Andrianarivelo M R, Rabarijaona L, Boisier P, Chezzi C, Zeller H G
Virology Unit, Institut Pasteur, Antananarivo, Madagascar.
Trop Med Int Health. 1999 Jan;4(1):50-7. doi: 10.1046/j.1365-3156.1999.00350.x.
From July 1995 to December 1996, 3185 stool specimens from healthy children aged 6-59 months attending 6 dispensaries in the Antananarivo area were examined for poliovirus. The children had been routinely immunized according to the Expanded Programme on Immunization (EPI) schedule and received the last dose of oral polio vaccine (OPV) more than 1 month before stool collection. 99.4% of the children were immunized with at least 3 doses of OPV. HEp-2 cell culture revealed virus infections in 192 stools (6.0%), including 9 poliovirus (0.3%) and 183 nonpolio enterovirus isolates (5.7%). Infections occurred throughout the year, but incidence was higher during the hot and rainy season (P=0.01). Using a neutralization test with monoclonal antibodies and PCR-RFLP in two genomic regions coding for the VP1 capsid and RNA polymerase, 4 wild polioviruses (3 type 1 and 1 type 3) and 5 vaccine-related polioviruses (2 Sabin 1-like variants, 1 Sabin 2-like and 2 Sabin 3-like) strains were identified. The wild polioviruses were isolated at the beginning and the end of the dry season. Similar RFLP patterns were observed for the 3 wild type 1 polioviruses. Comparison of partial genomic sequences in the VP1/2 A region of 1 of the wild type 1 isolates with 2 wild type strains isolated in Antananarivo in 1992 and 1993 showed a divergence of at least 10% between the strains, suggesting at least two different pathways of transmission during this period. Our findings demonstrate that immunization with 3 doses of OPV did not prevent intestinal carriage of wild poliovirus strains, and that there is a risk of wild poliovirus transmission to susceptible children in the area. Multiple strategies are required to improve immunization coverage in Madagascar.

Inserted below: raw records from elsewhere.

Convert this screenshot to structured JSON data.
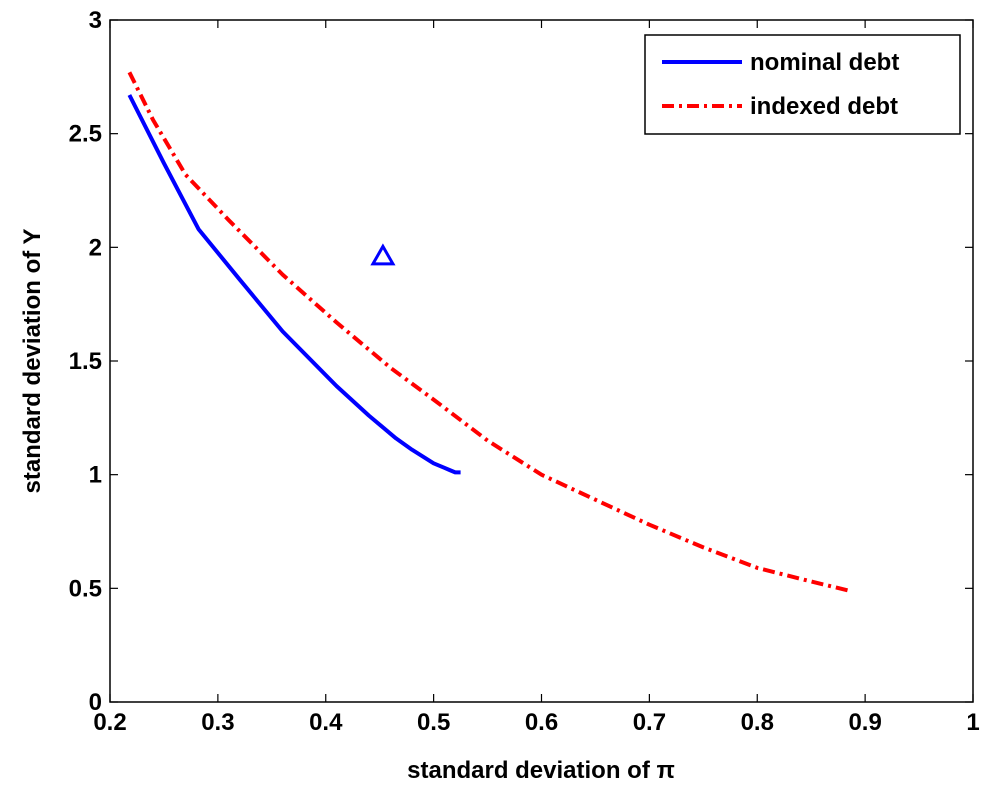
{
  "chart_data": {
    "type": "line",
    "xlabel": "standard deviation of π",
    "ylabel": "standard deviation of Y",
    "xlim": [
      0.2,
      1.0
    ],
    "ylim": [
      0,
      3
    ],
    "xticks": [
      "0.2",
      "0.3",
      "0.4",
      "0.5",
      "0.6",
      "0.7",
      "0.8",
      "0.9",
      "1"
    ],
    "yticks": [
      "0",
      "0.5",
      "1",
      "1.5",
      "2",
      "2.5",
      "3"
    ],
    "grid": false,
    "legend_position": "top-right",
    "series": [
      {
        "name": "nominal debt",
        "color": "#0000ff",
        "style": "solid",
        "x": [
          0.218,
          0.25,
          0.282,
          0.32,
          0.36,
          0.41,
          0.44,
          0.465,
          0.48,
          0.5,
          0.51,
          0.515,
          0.52,
          0.525
        ],
        "y": [
          2.67,
          2.37,
          2.08,
          1.86,
          1.63,
          1.39,
          1.26,
          1.16,
          1.11,
          1.05,
          1.03,
          1.02,
          1.01,
          1.01
        ]
      },
      {
        "name": "indexed debt",
        "color": "#ff0000",
        "style": "dashdot",
        "x": [
          0.218,
          0.24,
          0.27,
          0.31,
          0.36,
          0.41,
          0.46,
          0.5,
          0.55,
          0.6,
          0.65,
          0.7,
          0.75,
          0.8,
          0.85,
          0.885
        ],
        "y": [
          2.77,
          2.56,
          2.32,
          2.12,
          1.88,
          1.67,
          1.47,
          1.33,
          1.15,
          1.0,
          0.89,
          0.78,
          0.68,
          0.59,
          0.53,
          0.49
        ]
      }
    ],
    "markers": [
      {
        "shape": "triangle",
        "color": "#0000ff",
        "x": 0.453,
        "y": 1.96
      }
    ]
  }
}
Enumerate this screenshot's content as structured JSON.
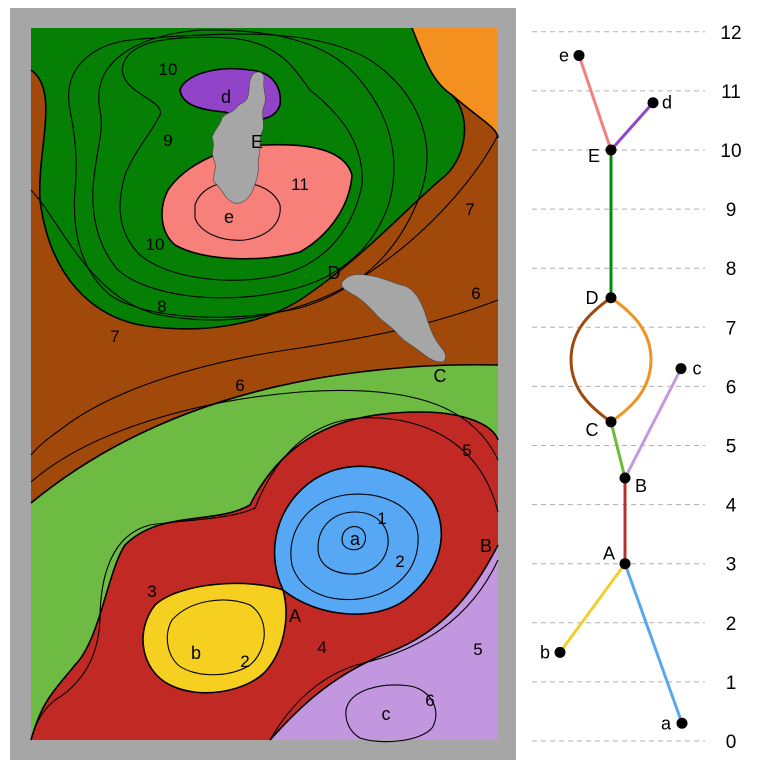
{
  "colors": {
    "frame": "#a6a6a6",
    "outline": "#000000",
    "grid_line": "#b0b0b0",
    "node": "#000000",
    "region_orange": "#f39020",
    "region_brown": "#a0490a",
    "region_dark_green": "#058005",
    "region_light_green": "#6dbb42",
    "region_red": "#c12a24",
    "region_blue": "#56a8f5",
    "region_yellow": "#f5d020",
    "region_lavender": "#c396e0",
    "region_purple": "#9144c8",
    "region_pink": "#f7807a",
    "region_gray": "#a6a6a6",
    "edge_e": "#f28080",
    "edge_d": "#9046c8",
    "edge_ED": "#0a8a0a",
    "edge_DC_left": "#9e4a0e",
    "edge_DC_right": "#f0921e",
    "edge_c": "#c39ae0",
    "edge_CB": "#6cbb3c",
    "edge_BA": "#b5312a",
    "edge_b": "#f0d030",
    "edge_a": "#58a8f0"
  },
  "map": {
    "contour_labels": [
      "10",
      "9",
      "10",
      "8",
      "7",
      "11",
      "7",
      "6",
      "6",
      "5",
      "1",
      "2",
      "3",
      "2",
      "4",
      "5",
      "6"
    ],
    "point_labels": [
      "d",
      "E",
      "e",
      "D",
      "C",
      "a",
      "B",
      "A",
      "b",
      "c"
    ]
  },
  "merge_tree": {
    "scale_ticks": [
      "12",
      "11",
      "10",
      "9",
      "8",
      "7",
      "6",
      "5",
      "4",
      "3",
      "2",
      "1",
      "0"
    ],
    "tick_values": [
      12,
      11,
      10,
      9,
      8,
      7,
      6,
      5,
      4,
      3,
      2,
      1,
      0
    ],
    "nodes": [
      {
        "label": "e",
        "value": 11.6
      },
      {
        "label": "d",
        "value": 10.8
      },
      {
        "label": "E",
        "value": 10.0
      },
      {
        "label": "D",
        "value": 7.5
      },
      {
        "label": "c",
        "value": 6.3
      },
      {
        "label": "C",
        "value": 5.4
      },
      {
        "label": "B",
        "value": 4.45
      },
      {
        "label": "A",
        "value": 3.0
      },
      {
        "label": "b",
        "value": 1.5
      },
      {
        "label": "a",
        "value": 0.3
      }
    ]
  }
}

1995年7月至1996年12月,对塔那那利佛地区6家诊疗所6至59个月大的健康儿童的3185份粪便标本进行了脊髓灰质炎病毒检测。这些儿童已按照扩大免疫规划(EPI)的时间表进行了常规免疫,并且在粪便采集前1个月以上接受了最后一剂口服脊髓灰质炎疫苗(OPV)。99.4%的儿童接种了至少3剂OPV。HEp-2细胞培养显示192份粪便(6.0%)存在病毒感染,其中包括9份脊髓灰质炎病毒(0.3%)和183份非脊髓灰质炎肠道病毒分离株(5.7%)。感染全年都有发生,但在炎热多雨季节发病率更高(P=0.01)。通过使用针对编码VP1衣壳和RNA聚合酶的两个基因组区域的单克隆抗体中和试验和PCR-RFLP,鉴定出4株野生脊髓灰质炎病毒(3株1型和1株3型)和5株疫苗相关脊髓灰质炎病毒(2株Sabin 1样变异株、1株Sabin 2样和2株Sabin 3样)毒株。野生脊髓灰质炎病毒在旱季开始和结束时被分离出来。3株野生1型脊髓灰质炎病毒观察到相似的RFLP模式。将1株野生1型分离株VP1/2A区域的部分基因组序列与1992年和1993年在塔那那利佛分离的2株野生型毒株进行比较,发现这些毒株之间的差异至少为10%,这表明在此期间至少存在两条不同的传播途径。我们的研究结果表明,接种3剂OPV并不能预防野生脊髓灰质炎病毒株在肠道内的携带,并且该地区存在野生脊髓灰质炎病毒传播给易感儿童的风险。需要采取多种策略来提高马达加斯加的免疫覆盖率。